Before I get into my thoughts on Tui “East India Pale Ale”, here is a history lesson about how the term ‘India Pale Ale’ originated.
In the 1840s, the pale ale was a popular style of beer in both England and the British colonies alike. It was particularly popular among East India Company traders, and ales were exported to India, spending months in casks during the voyage. Upon arrival in India, the settlers found that ales which had a larger helping of hops were far tastier than the typical English ales. The demand at the colonies exploded as a result, and well-hopped pale ales which were brewed to last the trip adopted the prefix ‘India’.
Perhaps to cash-in on this rich history, Tui markets itself as an ‘East India Pale Ale’. This title is ridiculous. Considering ‘ale’ is in the name, you’d expect the beer to be an ale. But you’d be wrong. Tui is, in fact, a lager. False advertising anyone?
Semantics aside, the main thing that pisses me off about Tui’s IPA claim is that the beer’s flavour has no resemblance to the style.
The only similarity between Tui (4%) and a traditional IPA is the amber colour, which is achieved by using slightly roasted sweet crystal malt. Tui’s aroma is sweet and dirty—basically it smells like someone has farted in my glass. The flavour is weak at best, but what I can taste is sweet, funky and unpleasant. Hops should be the main flavour in an IPA, yet the single trace of hops appears only briefly at the finish of this.

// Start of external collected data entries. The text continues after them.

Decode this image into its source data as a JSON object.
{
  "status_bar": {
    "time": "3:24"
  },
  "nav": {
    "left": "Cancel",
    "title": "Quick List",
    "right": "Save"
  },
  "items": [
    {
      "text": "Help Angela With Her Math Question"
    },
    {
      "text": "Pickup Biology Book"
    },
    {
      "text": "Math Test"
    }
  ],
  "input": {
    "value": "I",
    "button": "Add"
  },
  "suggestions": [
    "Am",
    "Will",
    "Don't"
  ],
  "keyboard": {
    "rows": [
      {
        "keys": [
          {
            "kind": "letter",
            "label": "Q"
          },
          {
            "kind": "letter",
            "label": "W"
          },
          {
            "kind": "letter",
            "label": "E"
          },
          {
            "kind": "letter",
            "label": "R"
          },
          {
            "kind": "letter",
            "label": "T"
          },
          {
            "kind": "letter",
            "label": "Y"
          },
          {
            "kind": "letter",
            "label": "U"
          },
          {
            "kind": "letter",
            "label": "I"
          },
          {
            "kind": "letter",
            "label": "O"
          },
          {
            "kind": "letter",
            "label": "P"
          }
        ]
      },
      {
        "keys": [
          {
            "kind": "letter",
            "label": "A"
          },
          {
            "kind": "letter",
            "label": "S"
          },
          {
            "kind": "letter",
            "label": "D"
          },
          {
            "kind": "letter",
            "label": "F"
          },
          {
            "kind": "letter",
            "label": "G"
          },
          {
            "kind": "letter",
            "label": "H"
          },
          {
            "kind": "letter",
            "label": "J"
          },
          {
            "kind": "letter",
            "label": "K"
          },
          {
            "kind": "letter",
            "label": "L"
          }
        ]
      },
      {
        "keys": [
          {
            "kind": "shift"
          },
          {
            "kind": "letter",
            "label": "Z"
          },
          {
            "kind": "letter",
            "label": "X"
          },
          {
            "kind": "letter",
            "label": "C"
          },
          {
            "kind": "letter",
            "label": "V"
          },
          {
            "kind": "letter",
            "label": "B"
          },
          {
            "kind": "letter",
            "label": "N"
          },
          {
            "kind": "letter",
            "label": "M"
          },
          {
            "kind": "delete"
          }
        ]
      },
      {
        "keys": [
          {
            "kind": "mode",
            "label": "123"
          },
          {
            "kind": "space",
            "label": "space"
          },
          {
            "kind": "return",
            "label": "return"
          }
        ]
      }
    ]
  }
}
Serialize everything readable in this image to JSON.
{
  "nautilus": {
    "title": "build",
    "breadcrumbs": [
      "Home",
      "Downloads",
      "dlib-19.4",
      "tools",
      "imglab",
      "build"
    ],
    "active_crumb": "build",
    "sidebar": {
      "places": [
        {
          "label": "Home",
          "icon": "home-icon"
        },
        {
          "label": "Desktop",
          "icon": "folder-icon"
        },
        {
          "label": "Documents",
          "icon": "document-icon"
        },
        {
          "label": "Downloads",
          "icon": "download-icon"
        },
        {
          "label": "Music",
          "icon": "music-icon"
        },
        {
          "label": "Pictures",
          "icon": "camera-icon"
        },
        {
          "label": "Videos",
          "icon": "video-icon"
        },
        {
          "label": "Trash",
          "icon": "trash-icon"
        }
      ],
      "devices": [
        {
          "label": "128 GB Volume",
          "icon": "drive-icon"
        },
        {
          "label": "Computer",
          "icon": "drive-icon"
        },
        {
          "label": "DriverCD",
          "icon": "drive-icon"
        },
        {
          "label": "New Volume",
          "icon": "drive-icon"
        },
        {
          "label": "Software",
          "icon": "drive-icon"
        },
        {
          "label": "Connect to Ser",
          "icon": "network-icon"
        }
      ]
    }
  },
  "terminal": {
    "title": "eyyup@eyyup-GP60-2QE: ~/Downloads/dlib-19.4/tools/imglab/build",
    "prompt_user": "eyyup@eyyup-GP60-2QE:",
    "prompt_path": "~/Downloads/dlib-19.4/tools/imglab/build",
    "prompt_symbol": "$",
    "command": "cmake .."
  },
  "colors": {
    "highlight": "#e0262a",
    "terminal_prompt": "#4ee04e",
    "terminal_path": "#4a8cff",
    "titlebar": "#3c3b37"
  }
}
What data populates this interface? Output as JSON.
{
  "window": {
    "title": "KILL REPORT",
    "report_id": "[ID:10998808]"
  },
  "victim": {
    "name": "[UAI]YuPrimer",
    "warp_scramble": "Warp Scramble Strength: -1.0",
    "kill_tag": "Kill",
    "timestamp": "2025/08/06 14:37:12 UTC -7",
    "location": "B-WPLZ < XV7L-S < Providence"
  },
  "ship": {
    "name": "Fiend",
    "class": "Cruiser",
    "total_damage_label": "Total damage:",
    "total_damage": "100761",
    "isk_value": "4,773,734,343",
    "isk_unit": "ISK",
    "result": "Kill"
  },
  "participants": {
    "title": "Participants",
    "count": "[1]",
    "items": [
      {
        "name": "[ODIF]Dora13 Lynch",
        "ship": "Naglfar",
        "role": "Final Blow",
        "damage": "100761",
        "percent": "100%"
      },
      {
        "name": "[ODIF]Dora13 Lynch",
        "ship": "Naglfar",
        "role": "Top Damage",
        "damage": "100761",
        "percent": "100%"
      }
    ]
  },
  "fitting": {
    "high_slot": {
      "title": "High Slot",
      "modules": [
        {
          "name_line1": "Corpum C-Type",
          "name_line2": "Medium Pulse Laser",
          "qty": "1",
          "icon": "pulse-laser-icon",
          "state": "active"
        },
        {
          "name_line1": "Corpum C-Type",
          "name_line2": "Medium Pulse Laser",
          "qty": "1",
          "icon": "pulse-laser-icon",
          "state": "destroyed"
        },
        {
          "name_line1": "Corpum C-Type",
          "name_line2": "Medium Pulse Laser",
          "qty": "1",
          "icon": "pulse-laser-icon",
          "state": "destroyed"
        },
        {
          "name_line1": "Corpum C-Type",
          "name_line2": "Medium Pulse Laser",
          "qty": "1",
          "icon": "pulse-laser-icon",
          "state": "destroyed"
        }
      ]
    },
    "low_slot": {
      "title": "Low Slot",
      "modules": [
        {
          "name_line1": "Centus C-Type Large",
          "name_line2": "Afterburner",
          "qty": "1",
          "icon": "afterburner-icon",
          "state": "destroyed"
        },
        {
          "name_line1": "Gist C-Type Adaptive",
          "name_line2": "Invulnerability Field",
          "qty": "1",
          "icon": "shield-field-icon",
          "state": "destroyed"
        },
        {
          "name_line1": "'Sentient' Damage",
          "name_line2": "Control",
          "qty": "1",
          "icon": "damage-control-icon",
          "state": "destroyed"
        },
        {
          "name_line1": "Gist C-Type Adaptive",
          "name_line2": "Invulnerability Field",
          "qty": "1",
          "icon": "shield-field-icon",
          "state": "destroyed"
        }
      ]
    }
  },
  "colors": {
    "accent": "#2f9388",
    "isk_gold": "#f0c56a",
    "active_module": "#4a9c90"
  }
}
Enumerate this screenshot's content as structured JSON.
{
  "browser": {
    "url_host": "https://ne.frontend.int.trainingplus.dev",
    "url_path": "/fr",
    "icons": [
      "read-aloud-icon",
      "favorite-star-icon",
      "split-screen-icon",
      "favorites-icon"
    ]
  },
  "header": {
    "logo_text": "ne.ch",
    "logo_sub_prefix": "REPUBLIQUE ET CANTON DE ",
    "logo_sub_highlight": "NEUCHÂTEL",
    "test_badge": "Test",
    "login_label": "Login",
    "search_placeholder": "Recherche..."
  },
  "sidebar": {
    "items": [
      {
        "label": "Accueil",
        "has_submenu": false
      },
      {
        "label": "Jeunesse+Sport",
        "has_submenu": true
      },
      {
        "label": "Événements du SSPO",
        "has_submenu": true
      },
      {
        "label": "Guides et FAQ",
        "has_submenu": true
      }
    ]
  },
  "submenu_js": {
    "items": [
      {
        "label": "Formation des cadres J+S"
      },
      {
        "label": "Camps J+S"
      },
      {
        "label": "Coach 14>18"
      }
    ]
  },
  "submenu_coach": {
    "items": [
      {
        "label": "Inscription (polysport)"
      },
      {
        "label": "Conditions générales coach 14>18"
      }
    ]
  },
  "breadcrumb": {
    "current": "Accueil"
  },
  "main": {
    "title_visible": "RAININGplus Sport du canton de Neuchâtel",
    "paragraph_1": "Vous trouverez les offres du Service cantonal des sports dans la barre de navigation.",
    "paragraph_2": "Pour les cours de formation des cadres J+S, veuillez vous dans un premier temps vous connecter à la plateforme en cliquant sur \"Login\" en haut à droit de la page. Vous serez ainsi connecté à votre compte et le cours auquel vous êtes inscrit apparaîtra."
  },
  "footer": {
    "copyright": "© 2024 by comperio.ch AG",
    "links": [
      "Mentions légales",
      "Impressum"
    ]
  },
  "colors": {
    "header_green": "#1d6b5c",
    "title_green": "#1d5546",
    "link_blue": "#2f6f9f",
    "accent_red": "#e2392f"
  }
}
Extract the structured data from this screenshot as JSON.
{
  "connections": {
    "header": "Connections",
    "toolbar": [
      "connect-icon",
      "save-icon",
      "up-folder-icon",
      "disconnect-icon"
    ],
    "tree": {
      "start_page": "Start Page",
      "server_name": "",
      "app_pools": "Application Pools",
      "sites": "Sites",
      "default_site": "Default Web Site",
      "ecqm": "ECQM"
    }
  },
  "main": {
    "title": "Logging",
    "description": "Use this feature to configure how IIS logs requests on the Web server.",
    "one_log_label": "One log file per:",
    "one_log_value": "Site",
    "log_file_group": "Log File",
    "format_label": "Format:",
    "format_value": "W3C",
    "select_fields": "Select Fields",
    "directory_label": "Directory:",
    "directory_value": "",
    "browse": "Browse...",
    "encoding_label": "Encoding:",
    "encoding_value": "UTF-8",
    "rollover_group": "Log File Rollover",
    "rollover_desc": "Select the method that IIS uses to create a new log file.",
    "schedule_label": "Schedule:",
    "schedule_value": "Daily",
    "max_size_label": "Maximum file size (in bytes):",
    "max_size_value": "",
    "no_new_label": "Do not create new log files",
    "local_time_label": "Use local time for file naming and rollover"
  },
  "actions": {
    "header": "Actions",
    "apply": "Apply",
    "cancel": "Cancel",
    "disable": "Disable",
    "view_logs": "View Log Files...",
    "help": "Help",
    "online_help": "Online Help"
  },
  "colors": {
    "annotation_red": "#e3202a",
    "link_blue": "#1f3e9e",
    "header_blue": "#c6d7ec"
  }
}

Luckily for us the English still remember how to make an authentic IPA, and Burton Bridge Empire ale (7.5%) is probably the closest thing you’ll get to what they were drinking in the Indian colonies. First, it’s an ale! Imagine that! Hops are strong in all aspects of this beer, and it will keep for years. The nose is full of fruity hops, yet the subtle malt character brings through a touch of spice. The flavour is immense—bitter, fruity hops explode in your mouth, followed by a spicy, bready note which reminds me of a spiced pudding. I can’t really describe the myriad of flavours in this beer; suffice to say it puts that Tui crap to shame.
So now when you’re drinking Tui, you’ll know that what you have is a lager. It is most definitely not an IPA.